Pforzheim. Zahlreiche PZ-Leser haben gestern das Angebot genutzt, einen direkten Draht zum Spezialisten zu erhalten: Dr. Stephan Wiedmaier, Chefarzt der Klinik für Orthopädie und Unfallchirurgie am Siloah St.Trudpert Klinikum der auch das Endoprothetik-Zentrum des Hauses leitet, stellte sich im Rahmen einer Telefonaktion den Fragen rund ums Thema Knie.

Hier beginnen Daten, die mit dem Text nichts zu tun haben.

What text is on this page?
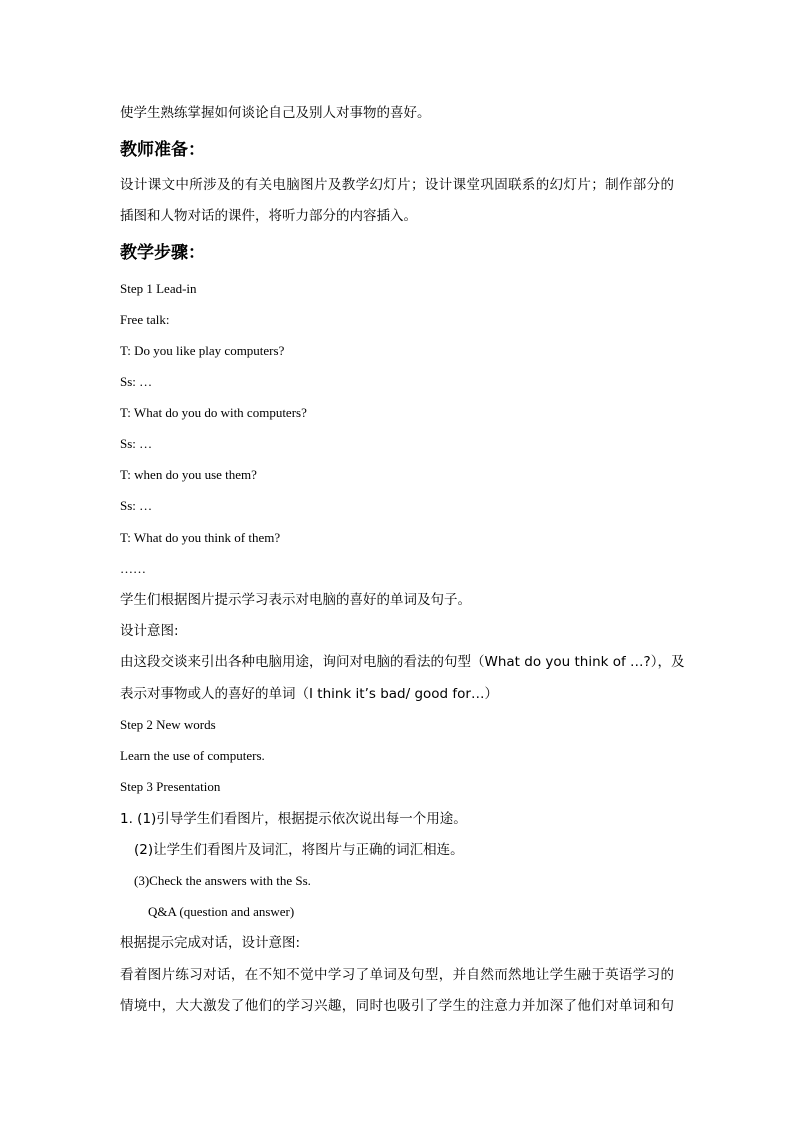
使学生熟练掌握如何谈论自己及别人对事物的喜好。
教师准备：
设计课文中所涉及的有关电脑图片及教学幻灯片；设计课堂巩固联系的幻灯片；制作部分的
插图和人物对话的课件，将听力部分的内容插入。
教学步骤：
Step 1 Lead-in
Free talk:
T: Do you like play computers?
Ss: …
T: What do you do with computers?
Ss: …
T: when do you use them?
Ss: …
T: What do you think of them?
……
学生们根据图片提示学习表示对电脑的喜好的单词及句子。
设计意图:
由这段交谈来引出各种电脑用途，询问对电脑的看法的句型（What do you think of …?），及
表示对事物或人的喜好的单词（I think it’s bad/ good for…）
Step 2 New words
Learn the use of computers.
Step 3 Presentation
1. (1)引导学生们看图片，根据提示依次说出每一个用途。
(2)让学生们看图片及词汇，将图片与正确的词汇相连。
(3)Check the answers with the Ss.
Q&A (question and answer)
根据提示完成对话，设计意图:
看着图片练习对话，在不知不觉中学习了单词及句型，并自然而然地让学生融于英语学习的
情境中，大大激发了他们的学习兴趣，同时也吸引了学生的注意力并加深了他们对单词和句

Ja, mit einem künstlichen Kniegelenk könne man Sport treiben, sagte Wiedmaier. „Allerdings sollte auf Sportarten wie Tennis oder Squash eher verzichtet werden. Ideal sind Aktivitäten, die keine Stoßbelastungen für das Knie mit sich bringen, wie etwa Kraul- oder Rückenschwimmen, Radfahren, Wandern und bedingt auch Skifahren.“ Im Siloah St. Trudpert Klinikum stünden Patienten noch am Tag der Operation wieder auf den eigenen Beinen. Es sei wichtig, dass Patienten schnell wieder zurück in ihren aktiven Alltag fänden. „Die Experten beginnen zeitnah nach dem Eingriff mit den ersten rehabilitativen Maßnahmen. Die Physio- und Ergotherapeuten führen alle Übungen mit den Patienten behutsam aus und erarbeiten einen Plan, der sie täglich fordert, mit dem sie aber auch schnelle Fortschritte haben werden.“ Es komme immer auf die Art des Eingriffes an, wie schnell man zurück in den Alltag finde.